EDIT: Silly me, I would have never looped a wheelie… even in ‘Race’ mode, the Pirate will put the front end down for you after she’s had enough of your squidly shenanigans… about five seconds worth is all she’ll give ya. Still scares me to actually put that to the test, though. So I ride like I don’t even have ABS nor DTC.
I really can’t help myself. It’s on a need to know basis, and I just needed to know! I had to do another Hayabusa vs. Pirate comparison. How else is a chica to appreciate the new toy and learn its personality? I was on the dam road again, and once I’ve passed Pollard’s Corner and disappeared over the crest of a left-hand sweeping turn, with no witnesses on my tail and seeing that I had the entire road to my lonesome self, the right wrist experienced a moment of squidly possession and gripped it and ripped it. Still, the DTC remained quiet and left me to my own devices as it has since I got the bike. Maybe I’m too much for a Hayabusa, but this bike is probably snickering behind my back: “That’s all you got, girly?”
I jam through the gears, but then decide to try the higher RPM range and bang down two to end up in fourth. I’m tucking in, just as the bike wants me to and go with it. Stable. Precise. Awesome. I feel like the female version of Speed Racer on a mission. I come through a few turns and a quick glance at the digital readout tells me I’m doing triplets. Good gawd! Really?!? Not only is this thing quick as hell, it’s also deceptively fast. My rational brain, which is trying to hang on to sanity and the last shred of maturity, tries to interject a message of reason into my wicked consciousness: high velocity equals jail time; but the thought is drowned out by the ferocious growl of the S1000RR’s inline-four fire-breathing heart. Fuck it! When the shift light comes on, I comply with another snick. 130s… carving through these sweepers like they’re nothing. As stable as the Hayabusa but I’m not feeling like I’m having to work to keep things under control. This is way too easy. Deceptively so. There is that word again! This bike could spell out more legal trouble for me than the ‘Busa ever did. It’s way too much fun. Hell, it almost rides itself. Or is this just my skewed perception of things, since my progression in motorcycles is somewhat backwards from the norm. Harley Sportster 1200 Low > Suzuki Hayabusa > BMW S1000RR. I’m definitely appreciating what the Pirate Bike can do and how it handles its business. It has also made me a better rider in some ways… dare I say it, but my crap weather riding is way better than it was… so are my braking skills… both of which I probably should attribute to more confidence in a skill I already possessed, but was mainly too afraid to use to its fullest; not to mention that the brakes on the Hayabusa really were shit. I can stop this puppy in roughly a third of the distance; without RaceABS intervention. What can I say? The tech is giving me a reason to let go of some of my self-doubts and execute what I’ve been practicing all along with more precision and authority. I still have no clue if the junk really works… for all I know they fleeced me for $1480 to make the pretty lights come on during startup self-diagnositics.

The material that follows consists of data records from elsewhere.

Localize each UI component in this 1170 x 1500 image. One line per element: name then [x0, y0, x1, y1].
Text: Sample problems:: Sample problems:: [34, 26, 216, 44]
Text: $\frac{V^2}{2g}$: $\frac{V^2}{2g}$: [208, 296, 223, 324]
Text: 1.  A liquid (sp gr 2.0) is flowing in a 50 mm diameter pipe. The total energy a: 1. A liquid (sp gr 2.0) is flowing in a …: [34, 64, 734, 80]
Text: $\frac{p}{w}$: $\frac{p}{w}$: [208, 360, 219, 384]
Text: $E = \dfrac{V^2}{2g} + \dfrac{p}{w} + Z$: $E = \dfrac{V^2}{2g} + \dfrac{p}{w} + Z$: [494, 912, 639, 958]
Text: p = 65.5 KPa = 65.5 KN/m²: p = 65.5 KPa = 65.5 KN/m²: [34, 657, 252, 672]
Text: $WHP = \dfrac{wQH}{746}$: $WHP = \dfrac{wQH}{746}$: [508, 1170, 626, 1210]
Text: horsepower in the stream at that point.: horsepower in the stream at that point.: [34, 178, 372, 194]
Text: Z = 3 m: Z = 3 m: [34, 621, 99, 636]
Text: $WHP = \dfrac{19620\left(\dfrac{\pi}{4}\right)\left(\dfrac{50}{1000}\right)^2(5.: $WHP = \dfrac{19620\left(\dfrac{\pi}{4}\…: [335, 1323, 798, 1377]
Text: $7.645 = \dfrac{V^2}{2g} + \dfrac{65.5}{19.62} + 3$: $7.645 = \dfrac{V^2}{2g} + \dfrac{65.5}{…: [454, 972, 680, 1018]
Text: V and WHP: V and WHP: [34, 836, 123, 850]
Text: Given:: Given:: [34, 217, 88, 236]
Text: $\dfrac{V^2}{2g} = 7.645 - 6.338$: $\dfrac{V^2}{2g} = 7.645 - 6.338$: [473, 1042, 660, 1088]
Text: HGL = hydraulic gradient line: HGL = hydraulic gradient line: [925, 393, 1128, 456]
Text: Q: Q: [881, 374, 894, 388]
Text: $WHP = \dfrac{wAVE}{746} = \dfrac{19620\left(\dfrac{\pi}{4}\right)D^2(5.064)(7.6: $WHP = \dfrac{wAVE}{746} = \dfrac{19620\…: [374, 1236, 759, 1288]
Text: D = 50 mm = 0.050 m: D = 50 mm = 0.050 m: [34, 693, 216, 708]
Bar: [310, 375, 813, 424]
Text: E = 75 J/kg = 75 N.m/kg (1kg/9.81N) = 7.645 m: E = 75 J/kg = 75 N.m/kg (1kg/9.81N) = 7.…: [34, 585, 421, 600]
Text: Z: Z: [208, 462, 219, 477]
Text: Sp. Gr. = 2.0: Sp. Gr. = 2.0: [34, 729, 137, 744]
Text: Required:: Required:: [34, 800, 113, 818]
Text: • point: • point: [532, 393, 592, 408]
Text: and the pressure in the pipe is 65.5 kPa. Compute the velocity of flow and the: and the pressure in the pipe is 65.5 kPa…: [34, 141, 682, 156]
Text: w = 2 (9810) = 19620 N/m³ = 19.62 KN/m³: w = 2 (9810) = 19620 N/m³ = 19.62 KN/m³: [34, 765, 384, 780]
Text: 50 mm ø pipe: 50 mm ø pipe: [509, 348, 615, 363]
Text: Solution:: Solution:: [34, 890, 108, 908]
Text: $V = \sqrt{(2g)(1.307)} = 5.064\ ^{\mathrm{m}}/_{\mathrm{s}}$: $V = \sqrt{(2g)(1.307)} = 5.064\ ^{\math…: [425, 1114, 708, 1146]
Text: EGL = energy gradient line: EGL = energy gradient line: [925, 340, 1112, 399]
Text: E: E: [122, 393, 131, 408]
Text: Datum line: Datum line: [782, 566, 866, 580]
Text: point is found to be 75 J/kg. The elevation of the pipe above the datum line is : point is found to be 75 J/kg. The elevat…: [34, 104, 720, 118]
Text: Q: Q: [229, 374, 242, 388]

As I round the next turn at hugely illegal speeds, I grab a handful of front brake and haul myself back down in a hurry (damn, I really do love these brakes… did I mention the thing comes with braided steel lines standard?) since I’m coming up on a hill which reduces my sight distance drastically. I’m going 50 in a 45 as I crest the hill and to my astonishment find myself staring down the business end of a radar gun stuck out of a Sheriff’s patrol car, parked in a church parking lot to my right. I smile (not that he can see it), and give him a cheery little nod, still tucked in nice and tidy from hauling Mach 3 pirate booty on a public road, as I vanish around the next curve. Holy shite! I’m glad that worked out, since I’m all out of K-Y and I fired my last traffic court attorney for scheduling issues.